A feeling of loneliness at times covers everyone. And then the question of how many close friends a person should have is especially acute. And how they should behave in relation to him in certain situations.
Instructions
Step 1
There are no clear rules about how many friends a person should have. As a rule, everyone has a circle of friends with whom you can have a good time, go somewhere on a trip or relax in nature. But such a relationship cannot be called very close and deep. As a rule, such comrades know little about each other, are not privy to the deep secrets of the human soul. And if something happens suddenly, most of them disappear without a trace. And it turns out that you can rely on only one or two of them. And sometimes it happens that someone comes to the rescue, whom it had never occurred to be considered his friend before. But if you are left without the help of friends in a critical situation, this does not mean that you do not have them: there are not so many people in the world who are ready to selflessly help and immerse themselves in other people's problems.
Step 2
Introverts and extroverts have different numbers of friends. Introverts find it difficult to make friends, but they develop very delicate, sincere, deep relationships with one or two comrades. Extroverts seem more frivolous, but in critical situations they have a wider circle of friends than introverts. Outwardly oriented people, or extroverts, make friends easily, but have difficulty maintaining them.
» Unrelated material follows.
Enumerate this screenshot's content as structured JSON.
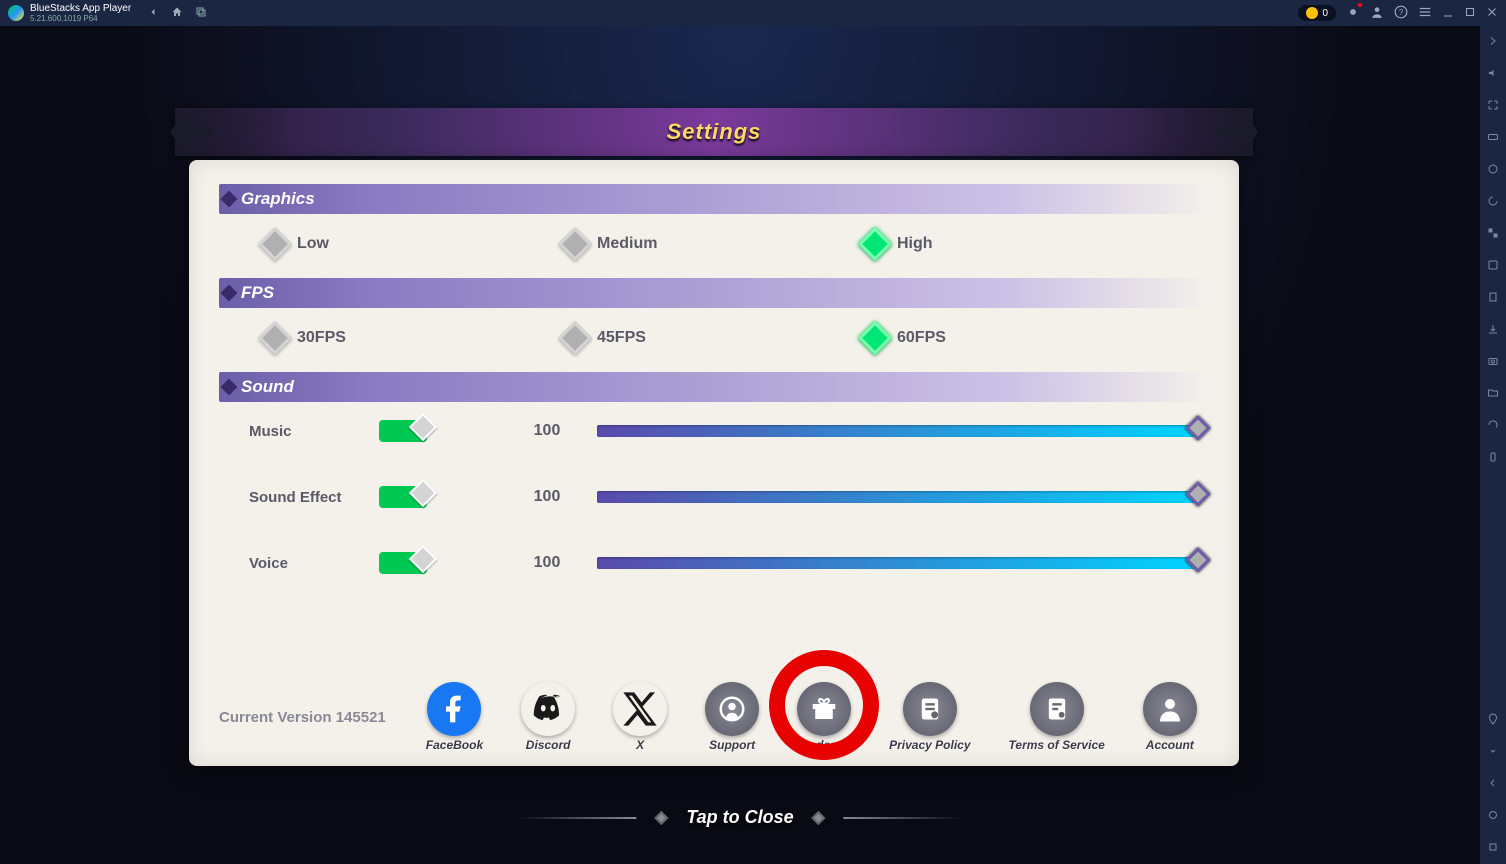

However, their circle of superficial acquaintances can be quite large. An introvert may have only one or two faithful friends in a lifetime, while an extrovert may have a couple of dozen.
Step 3
Friendship changes with age. For many people, the circle of friends depends on the stage of existence. At school - classmates, at the institute - classmates, at work - colleagues, and retired - grandmothers on a bench in the yard. There may be very few people who, as a friend, pass with a person from birth to death. And some do not have them at all, and this is normal.
Step 4
By the way, not only the quality of friends, but also their number can change with age. Moreover, there is no clear dependence when a person should have more friends. Schoolchildren, who can be called the "soul of the company", in retirement can be unsociable loners. And someone, on the contrary, having spent decades on career development, only in adulthood realizes how important personal relationships and friendship are. And he starts to make up for lost time.
Step 5
In matters of friendship, the main thing is to understand what you need. And if you feel a lack of friends, you need to find ways to acquire them. If, on the contrary, you feel that your comrades are siphoning all the resources out of you all the time, isn't it time to stop and indulge in blissful loneliness?